Aeolian research 2019 v.40 pp. 34-41
bacteria, calcite, carbonates, dew, erosion control, sand, shear strength, silica, technology, wind, wind erosion, wind tunnels
This paper examines biocementation via the microbial-induced carbonate precipitation (MICP) process as an appropriate and promising new technology for stabilisation of loose sand and silty sand deposits as a method to mitigate wind erosion. The technique involves spray treating the sand surface layer with a mixture of cementation and bacterial-cell solutions, the ensuing reactions causing calcite precipitation to occur between the sand grains, thereby lightly cementing them together over time.

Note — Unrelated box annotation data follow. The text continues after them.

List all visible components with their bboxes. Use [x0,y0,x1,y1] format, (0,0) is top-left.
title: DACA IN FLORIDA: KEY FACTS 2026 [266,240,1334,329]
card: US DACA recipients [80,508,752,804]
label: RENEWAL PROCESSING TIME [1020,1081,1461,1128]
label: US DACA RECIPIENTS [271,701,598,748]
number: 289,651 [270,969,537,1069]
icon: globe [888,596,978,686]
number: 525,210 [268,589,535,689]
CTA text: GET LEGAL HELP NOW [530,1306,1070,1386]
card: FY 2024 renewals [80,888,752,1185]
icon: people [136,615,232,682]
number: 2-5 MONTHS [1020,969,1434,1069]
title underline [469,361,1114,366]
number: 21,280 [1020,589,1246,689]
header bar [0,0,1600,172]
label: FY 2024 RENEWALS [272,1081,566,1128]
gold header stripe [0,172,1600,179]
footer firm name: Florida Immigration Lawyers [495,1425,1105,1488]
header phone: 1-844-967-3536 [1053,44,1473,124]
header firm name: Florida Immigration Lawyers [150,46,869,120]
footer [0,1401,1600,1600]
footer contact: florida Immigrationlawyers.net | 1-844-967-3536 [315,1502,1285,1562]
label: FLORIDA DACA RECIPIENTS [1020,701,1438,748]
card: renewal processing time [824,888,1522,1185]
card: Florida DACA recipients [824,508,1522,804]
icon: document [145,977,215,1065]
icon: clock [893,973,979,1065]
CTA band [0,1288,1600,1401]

The bench-scale experimental programme presented investigates the proposed technique’s effectiveness for stabilisation of silica and carbonate sands with different gradations, determination of the optimal reagent concentrations, the time-dependent shear strength development for the crustal sand layer following single- and double-MICP spray treatments, as well as wind tunnel experiments. Of particular novelty were investigations of the effect of dew formation on crustal shear strength development with curing period and the efficiency of the MICP treatment for the outdoor environment compared to laboratory-controlled test conditions. The wind tunnel experiments demonstrated that 28-day cured singly MICP-spray-treated crustal sand layers were stable to simulated 20 m·s−1 winds measured at 20 cm above the layer surface.